First: When you say you did them with an external keyboard without success, do you mean that the internal keyboard still didn't work when booted into Recovery Mode, and that the keyboard still doesn't work after 2 and 3, or that you couldn't get it to reset PRAM or boot into Recovery Mode? (I don't think you CAN reset the SMC with an external keyboard.)
I'd be in the same mental place as you as far as thinking it's a software problem, but here's the thing:
If the keyboard doesn't work when booted into Recovery Mode, it's not "just" a software problem. That's a completely independent OS from the one you normally use, and has fixed and very limited software. So if the keyboard doesn't work there, it can't be a software problem unless whatever it is will affect every MacOS install on that computer (in which case it's at best a hardware issue prompting a software problem).
You could also try this to confirm: Unplug everything, select "Restart" from the Apple menu with the trackpad, and hold down the Option key. You should get an boot disk select screen. If you don't get this and it boots normally, again, it can't just be a software problem, because that process happens before the OS has even started loading. If they keyboard isn't recognized at that stage, there's something wrong with it.
Yet another thing you could try: Hold down the hardware power button for about 10 seconds. The Mac should hard-power-off without any warning. As above, this is a firmware-level operation and doesn't involve OS-level software, so if it doesn't work then the power button isn't responding to button pushes at all.
One thing I didn't ask is how you're connecting the external keyboard--USB with a USB-C to USB-A adapter, or something else?
Two other things I didn't suggest before:
One, have you tried running Apple Diagnostics? It requires holding down the D key on reboot, and I'm not actually sure whether this can be initiated with an external keyboard if the internal keyboard won't do it, but you can try and it might tell you something if the T1 diagnostics fail or something.
Two, go to About This Mac from the Apple menu, then click System Report... in the window that appears.
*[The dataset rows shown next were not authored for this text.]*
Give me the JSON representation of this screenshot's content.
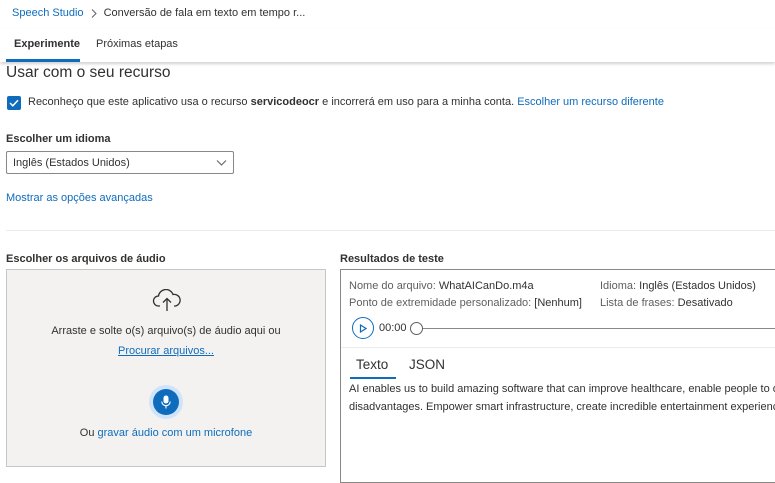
{
  "breadcrumb": {
    "root": "Speech Studio",
    "current": "Conversão de fala em texto em tempo r..."
  },
  "tabs": [
    {
      "label": "Experimente",
      "active": true
    },
    {
      "label": "Próximas etapas",
      "active": false
    }
  ],
  "resource": {
    "title": "Usar com o seu recurso",
    "consent_prefix": "Reconheço que este aplicativo usa o recurso",
    "resource_name": "servicodeocr",
    "consent_suffix": "e incorrerá em uso para a minha conta.",
    "change_link": "Escolher um recurso diferente",
    "checked": true
  },
  "language": {
    "label": "Escolher um idioma",
    "selected": "Inglês (Estados Unidos)",
    "advanced_link": "Mostrar as opções avançadas"
  },
  "audio": {
    "label": "Escolher os arquivos de áudio",
    "drop_text": "Arraste e solte o(s) arquivo(s) de áudio aqui ou",
    "browse_link": "Procurar arquivos...",
    "mic_prefix": "Ou",
    "mic_link": "gravar áudio com um microfone"
  },
  "results": {
    "label": "Resultados de teste",
    "file_label": "Nome do arquivo:",
    "file_value": "WhatAICanDo.m4a",
    "language_label": "Idioma:",
    "language_value": "Inglês (Estados Unidos)",
    "endpoint_label": "Ponto de extremidade personalizado:",
    "endpoint_value": "[Nenhum]",
    "phrases_label": "Lista de frases:",
    "phrases_value": "Desativado",
    "time": "00:00",
    "tabs": [
      {
        "label": "Texto",
        "active": true
      },
      {
        "label": "JSON",
        "active": false
      }
    ],
    "text_lines": [
      "AI enables us to build amazing software that can improve healthcare, enable people to over",
      "disadvantages. Empower smart infrastructure, create incredible entertainment experiences,"
    ]
  },
  "colors": {
    "accent": "#0f6cbd",
    "text": "#323130",
    "muted": "#605e5c",
    "upload_bg": "#f3f2f1"
  },
  "icons": [
    "chevron-right-icon",
    "checkmark-icon",
    "chevron-down-icon",
    "cloud-upload-icon",
    "microphone-icon",
    "play-icon"
  ]
}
Go to USB and see what all is in the device tree at the top, and if there's anything unexpected or off-looking in the same tree as the trackpad+keyboard in the detailed list (unknown or missing device or something).
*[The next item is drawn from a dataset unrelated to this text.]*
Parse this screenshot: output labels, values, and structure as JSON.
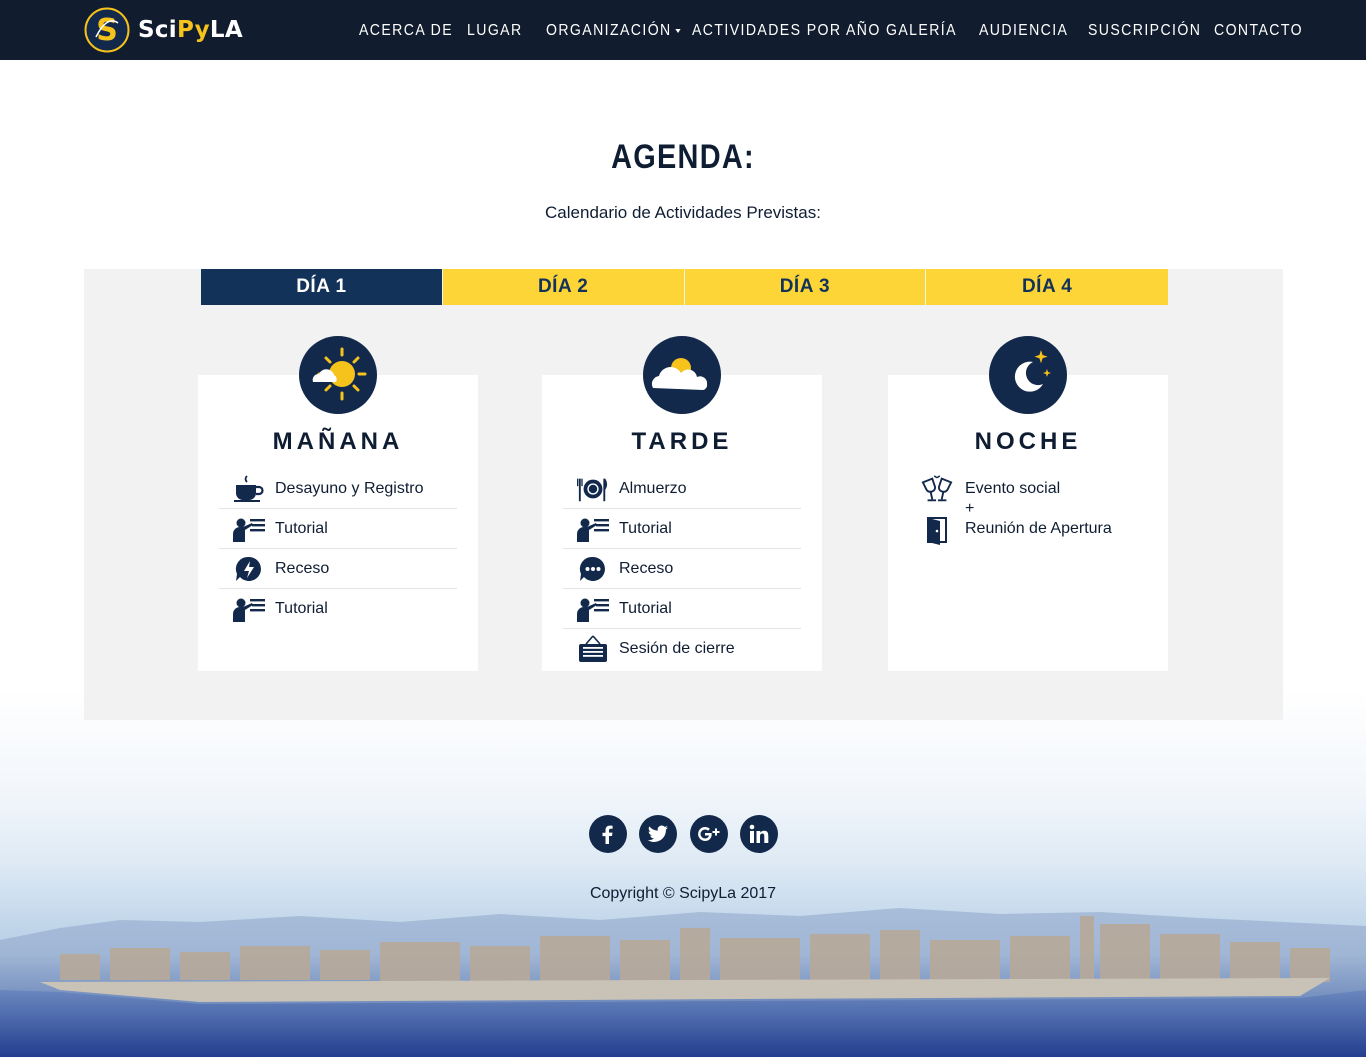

Just to note, it's hypothetically possible, if the keyboard is under the T1 bus, that there's something going awry with the security chip or at the USB controller level that isn't hardware in the sense that it's a broken wire and could change with MacOS or BridgeOS version or something, but isn't really software in the sense that you can just reinstall something to fix it. Resetting the SMC is about the only step you have available to resolve an issue like this, but if they keyboard is unresponsive so you can't, resetting it won't be easy.